Корин буквально физически ощутил, как давнее страстное влечение сменяется раздражением и антипатией к этой глуповатой дамочке. Но Лиза сразу отмела его обвинения в наивности. Она заговорила четко и по-деловому сухо:
— Губина сегодня ночью арестовали, и мне придется жить без него. После обыска в доме случайно остался только этот бриллиант. Помогите мне его продать. У вас есть люди из торговли. Они умеют выгодно вкладывать деньги. Цены этому камушку я не знаю. Полагаюсь на ваше усмотрение и опыт. Вы, естественно, в доле, возьмите сами свой процент. Это надо сделать срочно. И я тут же уеду из Москвы от греха подальше к тетке в Таганрог.
В душе Корина поднялась буря сомнения:
«Очень уж рискованно! Но на этом камушке я смогу сделать солидный гешефт. Никогда не прощу себе отказа от такой возможности».
Пересилившая жажда легкой наживы заставила забыть об опасности:
— Хорошо, я попробую. Если компетентные органы поинтересуются о цели моего визита сюда, скажите, что обратились за юридической помощью, но я вам категорически отказал. Здесь, в вашем доме, я больше не появлюсь. Придите ко мне домой через три дня. Адрес вы знаете. Давайте сюда свое сокровище. И не сомневайтесь. Раз уж сказали «а», надо говорить и «б». Назад хода уже нет.
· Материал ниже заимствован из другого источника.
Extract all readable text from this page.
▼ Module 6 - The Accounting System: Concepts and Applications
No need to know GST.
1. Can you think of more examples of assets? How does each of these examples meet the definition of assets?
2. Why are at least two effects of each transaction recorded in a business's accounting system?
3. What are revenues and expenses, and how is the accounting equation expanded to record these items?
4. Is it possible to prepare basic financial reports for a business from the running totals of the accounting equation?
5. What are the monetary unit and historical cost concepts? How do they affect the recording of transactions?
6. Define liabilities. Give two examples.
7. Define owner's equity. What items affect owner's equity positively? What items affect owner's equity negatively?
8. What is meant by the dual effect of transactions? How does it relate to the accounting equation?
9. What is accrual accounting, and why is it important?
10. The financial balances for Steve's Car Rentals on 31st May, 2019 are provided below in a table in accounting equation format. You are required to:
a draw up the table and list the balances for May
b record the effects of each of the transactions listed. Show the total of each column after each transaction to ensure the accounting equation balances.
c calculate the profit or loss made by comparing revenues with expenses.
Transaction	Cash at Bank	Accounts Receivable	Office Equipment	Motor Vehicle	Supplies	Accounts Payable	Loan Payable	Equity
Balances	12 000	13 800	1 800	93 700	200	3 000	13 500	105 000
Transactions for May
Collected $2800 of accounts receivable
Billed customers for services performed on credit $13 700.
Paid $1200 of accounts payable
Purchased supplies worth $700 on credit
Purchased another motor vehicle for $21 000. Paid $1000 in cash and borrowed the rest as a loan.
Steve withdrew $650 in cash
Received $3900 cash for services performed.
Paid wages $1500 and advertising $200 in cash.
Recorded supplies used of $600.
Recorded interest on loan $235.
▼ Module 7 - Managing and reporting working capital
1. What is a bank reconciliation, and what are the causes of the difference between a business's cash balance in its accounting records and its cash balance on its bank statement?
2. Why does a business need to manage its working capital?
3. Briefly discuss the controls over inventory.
Лиза, помедлив, заставила себя преодолеть недоверие и протянула бриллиант адвокату. Тот взял драгоценность, положил в нагрудный карман пиджака и направился к выходу. Уже стоя в дверях, оглянулся и окинул похотливым взглядом стройную фигуру попавшей в беду женщины:
«Пожалуй, в случае удачной сделки я легко стану обладателем этого роскошного тела. Мне стоит по этому делу расстараться».
И, успокаивая хозяйку вновь, заверил:
— Я жду вас в моей холостяцкой берлоге. Думаю, вы останетесь довольны.
Лиза по-женски чутко поняла намек сластолюбца:
«Ну и черт с ним. Лишь бы дело провернул удачно, ловелас хренов».
В этот момент она уже не думала об арестованном ночью муже и всецело была поглощена планами об устройстве своего будущего. Но ее ждали напрасные хлопоты. На следующий день чекисты пришли и за ней. Никонов постарался убрать лишнего свидетеля, опасаясь, что Губин проболтался жене о сделанном им запросе. Когда ее уводили из окончательно опустевшей квартиры, Елизавета обреченно сознавала, что вряд ли когда-нибудь сюда вернется. И до боли жалела уплывший в чужие руки бриллиант, способный обеспечить ей безбедную жизнь.
Предчувствие ее не обмануло. Губина расстреляли через неделю, официально объявив, что он осужден на десять лет без права переписки. Впрочем, сообщать об этом было некому: Елизавета умерла в лагере от голода в бедственном 1943 году. Впрочем, к истории бриллианта «Подмигивающий призрак» это уже не имело никакого отношения.
Его новый владелец Корин после визита к Елизавете провел беспокойную ночь. «Зачем я, дурак, ввязался в эту историю с бриллиантом? Могут обвинить в связи с шпионом. Нет, я не полезу в петлю. Верну камушек мадам. И никаких альковных игр. Надо от этой особы держаться подальше. Целее буду».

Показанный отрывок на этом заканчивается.